さすが『希望』の党です(笑)。前科があったから立候補しちゃいけないということはありませんが婦女暴行や病的な嘘つきはいくらなんでも議員には向いてないでしょ。政治家の酷さは今に始まったことじゃありませんが、どんどんひどくなる。確かに政治なんて普通の人は関わりたくないし、それはボクもそうですが、これじゃあ、社会人失格者の吹き溜まりじゃないですか。あんまり無関心だとこういう連中に滅茶苦茶な世の中にされてしまいかねません。


●付記。ここまで悪口書いた後 9日夜 上杉が出馬辞退。こんなクズが議員にならなくて冗談でも良かった〜。

●『マクロ経済の視点でマーケティングベースで考える』ってさすがに意味が分からない(笑)。この人も頭は空っぽなんですね。
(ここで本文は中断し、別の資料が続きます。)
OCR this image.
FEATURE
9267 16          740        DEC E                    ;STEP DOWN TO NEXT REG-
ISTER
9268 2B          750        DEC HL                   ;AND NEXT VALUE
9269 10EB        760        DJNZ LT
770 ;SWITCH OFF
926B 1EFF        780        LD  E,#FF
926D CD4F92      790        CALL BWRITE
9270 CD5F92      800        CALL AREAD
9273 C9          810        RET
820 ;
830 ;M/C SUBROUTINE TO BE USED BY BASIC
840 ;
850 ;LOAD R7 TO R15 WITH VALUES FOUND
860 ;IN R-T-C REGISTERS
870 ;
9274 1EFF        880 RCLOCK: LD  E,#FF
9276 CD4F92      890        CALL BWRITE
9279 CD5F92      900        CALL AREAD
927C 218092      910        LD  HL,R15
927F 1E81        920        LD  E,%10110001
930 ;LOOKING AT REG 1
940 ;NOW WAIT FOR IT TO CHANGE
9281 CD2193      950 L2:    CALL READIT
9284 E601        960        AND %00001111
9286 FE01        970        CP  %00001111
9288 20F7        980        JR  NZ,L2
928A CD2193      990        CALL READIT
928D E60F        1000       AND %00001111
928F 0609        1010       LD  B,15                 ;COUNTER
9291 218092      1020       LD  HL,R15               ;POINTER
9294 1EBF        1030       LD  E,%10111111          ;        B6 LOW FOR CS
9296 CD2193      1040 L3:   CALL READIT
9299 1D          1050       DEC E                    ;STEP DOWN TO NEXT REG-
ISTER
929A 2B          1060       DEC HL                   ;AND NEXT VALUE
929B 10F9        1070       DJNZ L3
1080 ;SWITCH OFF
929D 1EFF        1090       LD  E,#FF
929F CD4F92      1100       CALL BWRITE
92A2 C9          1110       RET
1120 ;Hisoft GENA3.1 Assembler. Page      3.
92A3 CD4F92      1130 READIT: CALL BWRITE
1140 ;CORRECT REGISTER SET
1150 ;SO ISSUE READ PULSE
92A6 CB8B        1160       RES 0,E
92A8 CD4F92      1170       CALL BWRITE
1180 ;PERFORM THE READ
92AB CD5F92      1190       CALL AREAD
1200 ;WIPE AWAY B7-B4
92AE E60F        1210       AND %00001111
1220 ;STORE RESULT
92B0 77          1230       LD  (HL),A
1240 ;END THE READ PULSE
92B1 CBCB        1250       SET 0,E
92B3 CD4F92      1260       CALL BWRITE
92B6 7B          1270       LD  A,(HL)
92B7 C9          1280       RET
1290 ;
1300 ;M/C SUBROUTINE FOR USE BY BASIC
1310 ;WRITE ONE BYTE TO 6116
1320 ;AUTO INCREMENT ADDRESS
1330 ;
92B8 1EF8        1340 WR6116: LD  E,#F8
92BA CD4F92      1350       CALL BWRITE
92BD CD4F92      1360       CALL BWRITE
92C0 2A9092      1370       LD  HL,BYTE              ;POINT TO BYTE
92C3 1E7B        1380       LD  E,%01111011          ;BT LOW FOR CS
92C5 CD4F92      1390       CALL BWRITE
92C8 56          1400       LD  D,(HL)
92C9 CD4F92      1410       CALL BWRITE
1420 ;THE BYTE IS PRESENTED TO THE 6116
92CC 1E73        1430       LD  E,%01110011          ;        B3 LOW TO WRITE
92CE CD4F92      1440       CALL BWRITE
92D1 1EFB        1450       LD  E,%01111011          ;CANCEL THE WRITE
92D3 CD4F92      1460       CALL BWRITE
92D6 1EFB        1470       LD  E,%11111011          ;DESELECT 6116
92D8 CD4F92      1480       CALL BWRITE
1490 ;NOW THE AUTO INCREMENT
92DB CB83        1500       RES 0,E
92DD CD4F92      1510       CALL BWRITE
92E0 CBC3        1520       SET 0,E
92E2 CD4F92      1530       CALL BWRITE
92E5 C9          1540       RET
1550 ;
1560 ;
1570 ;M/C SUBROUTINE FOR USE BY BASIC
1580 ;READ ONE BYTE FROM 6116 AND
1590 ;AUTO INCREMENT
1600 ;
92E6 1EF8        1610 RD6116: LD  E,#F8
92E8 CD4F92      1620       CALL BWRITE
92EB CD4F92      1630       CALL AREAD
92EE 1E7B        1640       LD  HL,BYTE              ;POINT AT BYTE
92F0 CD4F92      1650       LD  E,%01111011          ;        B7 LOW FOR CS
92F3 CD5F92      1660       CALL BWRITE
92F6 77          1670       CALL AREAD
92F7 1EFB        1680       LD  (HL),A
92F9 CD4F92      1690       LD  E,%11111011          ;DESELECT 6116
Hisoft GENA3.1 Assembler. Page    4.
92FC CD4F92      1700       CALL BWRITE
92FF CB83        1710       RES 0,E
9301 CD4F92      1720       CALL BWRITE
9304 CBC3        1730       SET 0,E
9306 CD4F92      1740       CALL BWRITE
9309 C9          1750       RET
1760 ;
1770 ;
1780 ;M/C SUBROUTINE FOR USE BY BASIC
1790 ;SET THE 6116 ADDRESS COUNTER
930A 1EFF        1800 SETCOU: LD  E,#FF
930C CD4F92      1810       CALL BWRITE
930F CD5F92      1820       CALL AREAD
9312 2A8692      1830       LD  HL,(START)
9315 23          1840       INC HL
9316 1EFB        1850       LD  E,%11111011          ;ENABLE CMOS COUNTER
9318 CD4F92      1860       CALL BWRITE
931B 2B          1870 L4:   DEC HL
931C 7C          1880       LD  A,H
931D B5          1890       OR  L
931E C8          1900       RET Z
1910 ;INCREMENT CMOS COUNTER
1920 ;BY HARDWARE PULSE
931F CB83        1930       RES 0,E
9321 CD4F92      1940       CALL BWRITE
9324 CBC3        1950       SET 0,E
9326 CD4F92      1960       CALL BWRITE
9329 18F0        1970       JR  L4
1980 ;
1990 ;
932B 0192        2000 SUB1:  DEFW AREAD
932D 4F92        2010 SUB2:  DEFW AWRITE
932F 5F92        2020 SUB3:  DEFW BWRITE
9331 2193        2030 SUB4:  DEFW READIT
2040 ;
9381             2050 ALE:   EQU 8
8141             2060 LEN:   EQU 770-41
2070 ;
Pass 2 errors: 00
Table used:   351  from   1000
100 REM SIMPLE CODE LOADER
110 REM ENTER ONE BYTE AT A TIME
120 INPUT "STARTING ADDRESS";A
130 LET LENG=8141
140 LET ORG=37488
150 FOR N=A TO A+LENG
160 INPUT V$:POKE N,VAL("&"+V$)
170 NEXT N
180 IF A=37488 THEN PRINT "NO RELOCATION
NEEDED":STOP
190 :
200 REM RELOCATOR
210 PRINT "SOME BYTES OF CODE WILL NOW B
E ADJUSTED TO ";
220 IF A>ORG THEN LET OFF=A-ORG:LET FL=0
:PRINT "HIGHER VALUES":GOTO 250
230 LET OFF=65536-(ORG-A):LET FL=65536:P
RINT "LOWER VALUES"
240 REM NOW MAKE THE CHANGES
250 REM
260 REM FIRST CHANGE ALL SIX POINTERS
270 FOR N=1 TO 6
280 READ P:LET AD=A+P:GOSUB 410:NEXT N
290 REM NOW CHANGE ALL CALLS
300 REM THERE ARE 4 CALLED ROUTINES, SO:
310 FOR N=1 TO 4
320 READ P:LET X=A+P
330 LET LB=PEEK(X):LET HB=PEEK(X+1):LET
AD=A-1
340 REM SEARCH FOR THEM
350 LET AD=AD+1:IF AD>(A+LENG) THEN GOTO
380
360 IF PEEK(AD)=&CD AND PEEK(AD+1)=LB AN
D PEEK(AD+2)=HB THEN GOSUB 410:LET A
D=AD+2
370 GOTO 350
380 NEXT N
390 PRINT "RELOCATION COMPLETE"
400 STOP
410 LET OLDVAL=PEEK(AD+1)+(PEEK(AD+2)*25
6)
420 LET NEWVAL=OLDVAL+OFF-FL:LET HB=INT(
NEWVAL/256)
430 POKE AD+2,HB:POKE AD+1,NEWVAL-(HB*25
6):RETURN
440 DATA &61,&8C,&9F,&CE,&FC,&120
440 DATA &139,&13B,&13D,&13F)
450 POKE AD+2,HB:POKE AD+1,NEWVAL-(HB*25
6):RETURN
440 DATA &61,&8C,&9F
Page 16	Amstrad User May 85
さて、憂鬱な3連休終わりの夕方、こんな催しに行ってきました。#BUD09 #新宿アルタ前大街宣『BOTTOM UP DEMOCRACY 10.09 新宿アルタ前大街宣

BOTTOM UP DEMOCRACY on Strikingly


元SEALDsの奥田君らが呼び掛けた催しです。街宣車もステージもなく、脚立の上にのってスピーチしよう!というものです。ホントかいなって思ってたら、ホントでした。


●元SEALDsの大学生、本間君


脚立に立ってスピーチする枝野氏と福山氏を観てもらえば判ると思いますが、彼らは本気だと思います。声に力があります。ボクは立憲民主党の全ての議員を支持するわけじゃありません。今の立候補者の顔ぶれを見ても正直 おかしな奴もいます。しかし、やっとまともな政党ができた、市民の声を汲み取ろうとする政党ができた、そう思うのはボクだけでしょうか。
●ま、個人的にはこれが理想です(笑)


さてさて、他にも映画の感想が溜まっているんですが、素晴らしい作品があったので、これを優先させたいと思います。

新宿で映画『ドリーム

1960年代の初め、冷戦真っただ中の時代。公民権運動が始まる寸前のアメリカではまだまだ人種差別が横行していた。世界初の人工衛星、有人宇宙飛行をソ連に先に越されたアメリカは、大統領の至上命令で有人宇宙飛行計画に乗り出す。NASAに集まられた数学の天才、キャサリンタラジ・P・ヘンソン)、黒人女性たちのリーダーであるドロシー(オクタヴィア・スペンサー)、エンジニアを志すメアリー(ジャネール・モネイ)は黒人に対して、そして女性への差別や偏見と闘いながら、アメリカ初の有人宇宙飛行、マーキュリー計画を成功させるため奔走する。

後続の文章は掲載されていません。